Frankenweenie (2012)

Tim Burton resurrects his pet project

In 1984, Tim Burton, a young animator / director working at Disney, made a thirty minute short about a boy who brings his dead dog back to life. His employers took one look at his mutant creation and promptly showed him the door.

Nearly thirty years on, and "Disney Presents" his feature length stop-motion reworking of that nascent project, and, after the wobbles of Alice In Wonderland and Dark Shadows, it's the most charmingly Burtonesque feature he's made in some time. Featuring all the hallmarks of his instantly recognisable style (crazy angles, spindly-legged bug-eyed protagonists, chiaroscuro lighting, all set against a fat-bottomed, shock-haired variant of 50s suburban Americana) writ large in animated form, but at the service of a simple, sweet-natured slice of gothic fantasy.

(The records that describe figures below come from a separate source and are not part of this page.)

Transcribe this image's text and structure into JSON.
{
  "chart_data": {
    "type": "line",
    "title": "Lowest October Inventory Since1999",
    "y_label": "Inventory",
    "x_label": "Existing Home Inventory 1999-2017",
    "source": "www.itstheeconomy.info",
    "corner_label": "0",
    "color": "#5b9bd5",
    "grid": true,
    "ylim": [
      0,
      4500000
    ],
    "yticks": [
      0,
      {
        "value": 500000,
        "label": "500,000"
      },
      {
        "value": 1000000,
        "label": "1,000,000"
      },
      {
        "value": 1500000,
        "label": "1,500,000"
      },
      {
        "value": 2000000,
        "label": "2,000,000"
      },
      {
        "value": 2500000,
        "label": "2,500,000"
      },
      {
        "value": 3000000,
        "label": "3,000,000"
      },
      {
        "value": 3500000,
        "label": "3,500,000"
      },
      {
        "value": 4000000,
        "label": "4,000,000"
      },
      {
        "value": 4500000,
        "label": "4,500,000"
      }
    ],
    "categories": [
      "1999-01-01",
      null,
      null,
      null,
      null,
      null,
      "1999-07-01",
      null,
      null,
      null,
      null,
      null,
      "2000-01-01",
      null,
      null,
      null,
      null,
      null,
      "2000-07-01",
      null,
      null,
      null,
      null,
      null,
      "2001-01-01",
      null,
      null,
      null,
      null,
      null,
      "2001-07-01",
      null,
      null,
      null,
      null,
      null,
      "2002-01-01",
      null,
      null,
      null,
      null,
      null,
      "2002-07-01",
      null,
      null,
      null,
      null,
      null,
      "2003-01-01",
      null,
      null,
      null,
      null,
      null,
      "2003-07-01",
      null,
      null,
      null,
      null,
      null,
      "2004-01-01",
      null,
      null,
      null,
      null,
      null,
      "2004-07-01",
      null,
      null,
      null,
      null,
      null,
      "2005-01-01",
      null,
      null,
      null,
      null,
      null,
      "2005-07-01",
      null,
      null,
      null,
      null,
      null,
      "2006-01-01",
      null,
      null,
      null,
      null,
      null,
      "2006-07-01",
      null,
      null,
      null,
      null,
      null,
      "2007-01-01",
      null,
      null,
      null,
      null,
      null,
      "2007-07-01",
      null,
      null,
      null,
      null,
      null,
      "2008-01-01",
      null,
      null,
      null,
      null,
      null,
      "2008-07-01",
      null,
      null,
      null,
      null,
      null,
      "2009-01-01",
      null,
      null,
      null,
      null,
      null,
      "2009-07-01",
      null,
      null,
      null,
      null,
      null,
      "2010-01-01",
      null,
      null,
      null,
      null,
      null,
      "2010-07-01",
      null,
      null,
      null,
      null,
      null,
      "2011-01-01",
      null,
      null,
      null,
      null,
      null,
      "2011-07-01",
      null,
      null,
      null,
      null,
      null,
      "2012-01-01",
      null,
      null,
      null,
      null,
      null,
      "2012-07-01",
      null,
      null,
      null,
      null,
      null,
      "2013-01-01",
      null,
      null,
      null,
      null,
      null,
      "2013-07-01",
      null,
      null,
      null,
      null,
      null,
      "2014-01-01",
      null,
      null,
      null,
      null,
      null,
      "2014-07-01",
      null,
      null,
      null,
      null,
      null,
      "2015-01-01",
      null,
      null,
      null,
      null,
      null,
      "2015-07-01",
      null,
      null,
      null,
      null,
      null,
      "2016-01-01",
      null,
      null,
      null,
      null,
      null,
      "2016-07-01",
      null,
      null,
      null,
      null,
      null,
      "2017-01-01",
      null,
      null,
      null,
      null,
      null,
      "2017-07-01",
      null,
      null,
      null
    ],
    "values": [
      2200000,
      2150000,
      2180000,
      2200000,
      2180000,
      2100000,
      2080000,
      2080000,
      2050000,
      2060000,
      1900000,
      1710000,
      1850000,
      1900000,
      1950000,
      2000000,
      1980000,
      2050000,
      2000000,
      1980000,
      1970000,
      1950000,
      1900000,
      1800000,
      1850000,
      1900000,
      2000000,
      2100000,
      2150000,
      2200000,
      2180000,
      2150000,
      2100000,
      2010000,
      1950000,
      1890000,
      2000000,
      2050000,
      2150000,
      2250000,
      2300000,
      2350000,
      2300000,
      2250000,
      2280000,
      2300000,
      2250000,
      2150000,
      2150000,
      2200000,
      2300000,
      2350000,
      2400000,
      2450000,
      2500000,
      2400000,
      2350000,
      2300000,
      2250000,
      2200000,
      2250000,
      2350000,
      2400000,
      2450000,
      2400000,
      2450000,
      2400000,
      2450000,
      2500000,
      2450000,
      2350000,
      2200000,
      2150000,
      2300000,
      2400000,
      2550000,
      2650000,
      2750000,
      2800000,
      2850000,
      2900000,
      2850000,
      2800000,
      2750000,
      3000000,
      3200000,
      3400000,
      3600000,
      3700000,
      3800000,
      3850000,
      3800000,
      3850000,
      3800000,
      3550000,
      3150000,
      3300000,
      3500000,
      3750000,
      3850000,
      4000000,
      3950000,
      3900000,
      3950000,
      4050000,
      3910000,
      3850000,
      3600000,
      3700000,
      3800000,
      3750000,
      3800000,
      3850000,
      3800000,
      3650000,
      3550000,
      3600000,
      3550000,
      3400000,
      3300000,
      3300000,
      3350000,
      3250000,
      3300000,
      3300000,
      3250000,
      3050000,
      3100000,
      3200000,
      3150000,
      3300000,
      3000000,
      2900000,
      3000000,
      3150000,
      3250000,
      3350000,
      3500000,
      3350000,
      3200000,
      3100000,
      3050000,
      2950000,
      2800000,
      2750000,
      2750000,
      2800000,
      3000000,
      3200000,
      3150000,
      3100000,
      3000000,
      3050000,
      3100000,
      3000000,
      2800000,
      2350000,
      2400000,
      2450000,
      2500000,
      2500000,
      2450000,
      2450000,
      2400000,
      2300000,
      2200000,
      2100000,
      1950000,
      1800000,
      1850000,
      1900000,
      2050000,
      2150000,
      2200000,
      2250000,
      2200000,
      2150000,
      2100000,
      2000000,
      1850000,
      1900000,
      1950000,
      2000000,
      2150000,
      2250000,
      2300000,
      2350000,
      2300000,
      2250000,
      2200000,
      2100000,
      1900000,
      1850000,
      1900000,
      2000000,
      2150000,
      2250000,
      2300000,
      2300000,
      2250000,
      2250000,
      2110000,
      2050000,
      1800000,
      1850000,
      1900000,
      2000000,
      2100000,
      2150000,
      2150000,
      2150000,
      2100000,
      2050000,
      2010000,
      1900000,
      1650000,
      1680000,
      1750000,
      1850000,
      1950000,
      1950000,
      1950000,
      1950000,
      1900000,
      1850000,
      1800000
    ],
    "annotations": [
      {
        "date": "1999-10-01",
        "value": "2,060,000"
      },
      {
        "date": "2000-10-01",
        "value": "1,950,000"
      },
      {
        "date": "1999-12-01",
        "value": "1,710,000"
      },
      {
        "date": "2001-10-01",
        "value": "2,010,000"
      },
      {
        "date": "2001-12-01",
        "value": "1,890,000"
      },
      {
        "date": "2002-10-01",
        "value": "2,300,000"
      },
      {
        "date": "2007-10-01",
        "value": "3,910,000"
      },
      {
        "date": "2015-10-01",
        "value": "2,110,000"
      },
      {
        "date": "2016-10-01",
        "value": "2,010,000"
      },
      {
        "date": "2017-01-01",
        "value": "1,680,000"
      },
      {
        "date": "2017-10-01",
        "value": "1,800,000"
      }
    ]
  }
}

An amiable riff on the classic Frankenstein tale, the story of young Victor and his re-animated beloved pet doesn't really offer much meat to put on the bones of his short story. But it does deliver a sympathetic portrait of childhood out of whack with the mainstream and all the healthier for it (no doubt somewhat autobiographical, in feel at least if not in the corpse-meddling details). There's plenty of fun to be had soaking up the loving homages to the likes of Universal Studios 1930s back-catalogue, a classroom full of Boris Karloff and Lon Chaney lookalike kids chief among them, leading to a small-scale monster mash that takes much the same route as Wallace & Grommit's Curse Of The Were-Rabbit, and to similar grin-inducing effect. Ghoulish fun.